The record has already confirmed 14 deaths from the disease, nine in Ceará, two in Paraíba, one in Maranhão, one in Alagoas and one in Mato Grosso do Sul. 16 other deaths are under investigation.
The country had 5,787 probable cases of Zika through SE 17 (January 2 to April 30), corresponding to an incidence rate of 2.7 cases per 100,000 population. Compared to 2021, the data represents a 214.5% increase in the number of cases in the country. During the observed period, no deaths due to the disease were recorded.
The Rapid Index Survey of Aedes aegypti (LIRAa), carried out by the Ministry of Health, indicated that 42% of dengue mosquito breeding sites are in reservoirs of water intended for human consumption. . These figures reinforce the importance of the participation of the population in the fight against the proliferation of Aedes aegypti, the mosquito being more and more accustomed to the domestic environment.
The survey also highlighted that mobile, fixed and natural depots appear as the second breeding ground for mosquitoes, with 32%, while garbage depots have an incidence of 25%.
With high temperatures and rainy seasons, the number of breeding sites is expected to increase. Therefore, the Department of Health suggests people set aside at least 10 minutes a week to inspect their homes. It is necessary to check the roof, clogged gutters, swimming pool, bottles, tires and other objects that could become the breeding grounds of the transmitter. The leaflet warns that water tanks should not be left uncovered.
Among the main measures that people must take to eliminate breeding sites is washing barrels with soap and water, as well as gallons or water tanks, which must be closed. In addition, it is necessary to keep the water tanks tightly closed; cleaning and removing leaves from gutters; remove accumulated water from the slabs; unclog drains and keep them closed or screened; put sand or putty on broken glass walls; wash plants that accumulate water twice a week; fill hollows in trees and bamboos with sawdust, cement or sand; avoid using dishes on the plants or keeping them with sand to the brim.

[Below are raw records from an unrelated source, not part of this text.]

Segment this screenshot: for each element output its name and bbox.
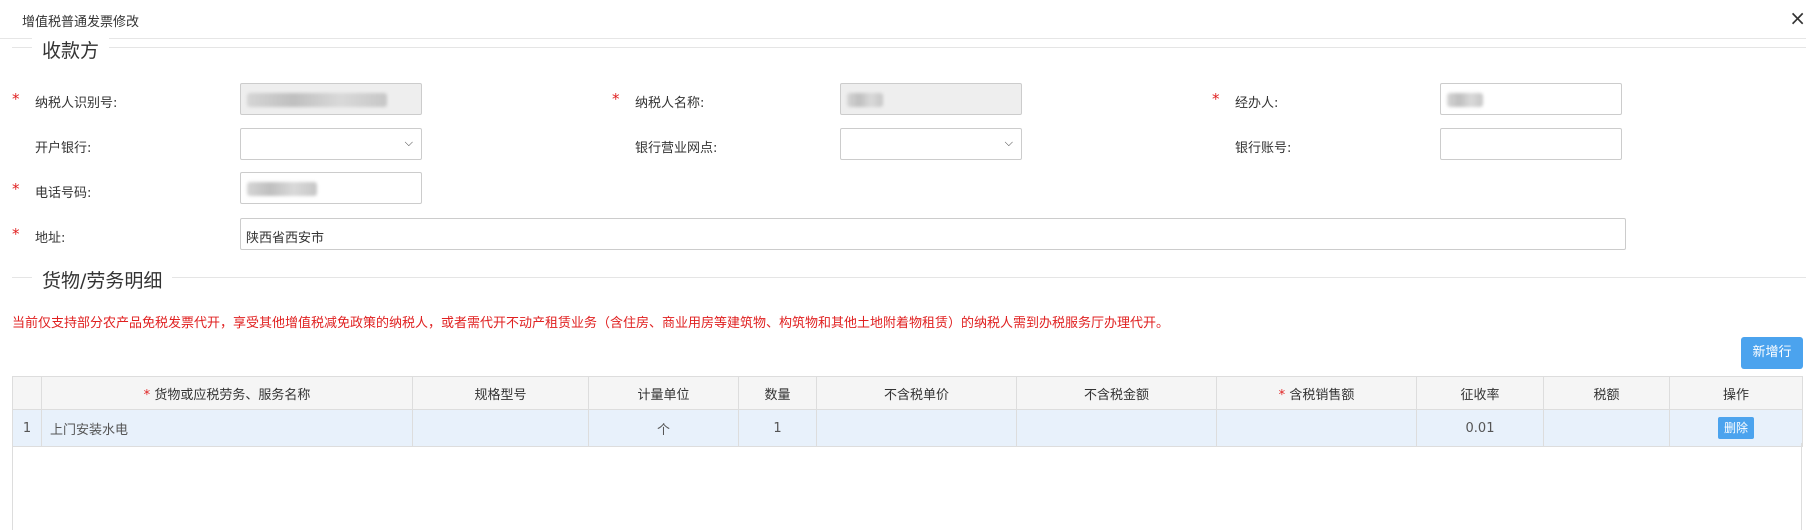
- col-header-action: 操作: [1669, 376, 1803, 410]
- taxpayer-name-field[interactable]: [840, 83, 1022, 115]
- chevron-down-icon: ⌵: [1004, 136, 1013, 149]
- col-header-spec: 规格型号: [412, 376, 589, 410]
- bank-branch-select[interactable]: ⌵: [840, 128, 1022, 160]
- notice-text: 当前仅支持部分农产品免税发票代开，享受其他增值税减免政策的纳税人，或者需代开不动…: [12, 316, 1170, 331]
- cell-unit-price[interactable]: [816, 409, 1017, 447]
- cell-name[interactable]: 上门安装水电: [41, 409, 413, 447]
- col-header-amount: 不含税金额: [1016, 376, 1217, 410]
- required-mark: *: [1278, 387, 1286, 403]
- cell-amount[interactable]: [1016, 409, 1217, 447]
- required-mark: *: [1212, 90, 1220, 108]
- bank-label: 开户银行:: [35, 141, 92, 156]
- col-header-tax: 税额: [1543, 376, 1670, 410]
- cell-tax[interactable]: [1543, 409, 1670, 447]
- redacted-value: [1447, 93, 1483, 107]
- phone-label: 电话号码:: [35, 186, 92, 201]
- col-header-rate: 征收率: [1416, 376, 1544, 410]
- required-mark: *: [612, 90, 620, 108]
- redacted-value: [247, 93, 387, 107]
- cell-rate[interactable]: 0.01: [1416, 409, 1544, 447]
- goods-table: * 货物或应税劳务、服务名称 规格型号 计量单位 数量 不含税单价 不含税金额 …: [12, 376, 1803, 447]
- col-header-tax-incl-label: 含税销售额: [1289, 387, 1355, 403]
- bank-account-field[interactable]: [1440, 128, 1622, 160]
- col-header-unit-price: 不含税单价: [816, 376, 1017, 410]
- row-index: 1: [12, 409, 42, 447]
- required-mark: *: [12, 180, 20, 198]
- table-row[interactable]: 1 上门安装水电 个 1 0.01 删除: [12, 409, 1803, 447]
- section-divider: [12, 277, 1806, 278]
- chevron-down-icon: ⌵: [404, 136, 413, 149]
- table-header-row: * 货物或应税劳务、服务名称 规格型号 计量单位 数量 不含税单价 不含税金额 …: [12, 376, 1803, 410]
- taxpayer-id-field[interactable]: [240, 83, 422, 115]
- required-mark: *: [12, 90, 20, 108]
- taxpayer-id-label: 纳税人识别号:: [35, 96, 118, 111]
- cell-qty[interactable]: 1: [738, 409, 817, 447]
- cell-spec[interactable]: [412, 409, 589, 447]
- phone-field[interactable]: [240, 172, 422, 204]
- handler-label: 经办人:: [1235, 96, 1279, 111]
- delete-row-button[interactable]: 删除: [1717, 417, 1754, 439]
- address-value: 陕西省西安市: [246, 231, 325, 246]
- col-header-unit: 计量单位: [588, 376, 739, 410]
- required-mark: *: [12, 225, 20, 243]
- bank-account-label: 银行账号:: [1235, 141, 1292, 156]
- required-mark: *: [143, 387, 151, 403]
- redacted-value: [847, 93, 883, 107]
- dialog-title: 增值税普通发票修改: [22, 15, 140, 30]
- table-empty-area: [12, 443, 1802, 530]
- redacted-value: [247, 182, 317, 196]
- taxpayer-name-label: 纳税人名称:: [635, 96, 705, 111]
- col-header-tax-incl: * 含税销售额: [1216, 376, 1417, 410]
- close-icon[interactable]: ×: [1789, 8, 1806, 28]
- bank-select[interactable]: ⌵: [240, 128, 422, 160]
- dialog-titlebar: 增值税普通发票修改 ×: [0, 0, 1806, 39]
- handler-field[interactable]: [1440, 83, 1622, 115]
- address-field[interactable]: 陕西省西安市: [240, 218, 1626, 250]
- address-label: 地址:: [35, 231, 66, 246]
- col-header-index: [12, 376, 42, 410]
- section-legend-goods: 货物/劳务明细: [32, 266, 173, 293]
- section-divider: [12, 47, 1806, 48]
- add-row-button[interactable]: 新增行: [1741, 337, 1803, 369]
- cell-action: 删除: [1669, 409, 1803, 447]
- cell-unit[interactable]: 个: [588, 409, 739, 447]
- col-header-name: * 货物或应税劳务、服务名称: [41, 376, 413, 410]
- col-header-name-label: 货物或应税劳务、服务名称: [154, 387, 311, 403]
- section-legend-payee: 收款方: [32, 36, 110, 63]
- col-header-qty: 数量: [738, 376, 817, 410]
- bank-branch-label: 银行营业网点:: [635, 141, 718, 156]
- cell-tax-incl[interactable]: [1216, 409, 1417, 447]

The population must also treat the pool water with chlorine and clean it once a week; remove the water and wash the outer shelf of the refrigerator with soap; wash the support of the mineral water bottles at each change; wash animal bowls with a sponge or loofah, soap and running water, change them once a week; keep fish tanks clean and covered or screened; keep toilets clean and lids tightly closed; store empty bottles and buckets upside down; throw away objects likely to accumulate water, such as: cans, bottle caps, eggshells, disposable cups; always keep garbage cans well covered and plastic bags tightly closed; drill holes in the bottom of the outer bins; discard or recycle old tires or puncture them and store them in dry, covered places.
The Ministry of Health recommends that anyone who has dengue fever symptoms, such as fever, headaches and body aches, go to the nearest health center to their home for treatment.
To provide protection against the mosquito vector of arboviruses, the Ministry of Health sends biolarvicide to states and municipalities, depending on the local epidemiological situation and demand. The product represents an effective alternative in the control of mosquito larvae, as it can be added wherever water collects and has the potential to be a breeding ground for insects.
The new technology guarantees a lower environmental impact, since it is a biological product with a low impact on human health. The treatment of certain breeding sites with the biolarvicide must be considered complementary and target deposits that cannot be eliminated or managed in any other way, mechanical control always being the first alternative.
The great advantage, compared to traditional insecticides, is that the biological product only kills mosquito larvae, without affecting people or pets, including fish, birds and other beneficial insects. It also does not affect the environment, since it is neither cumulative nor polluting.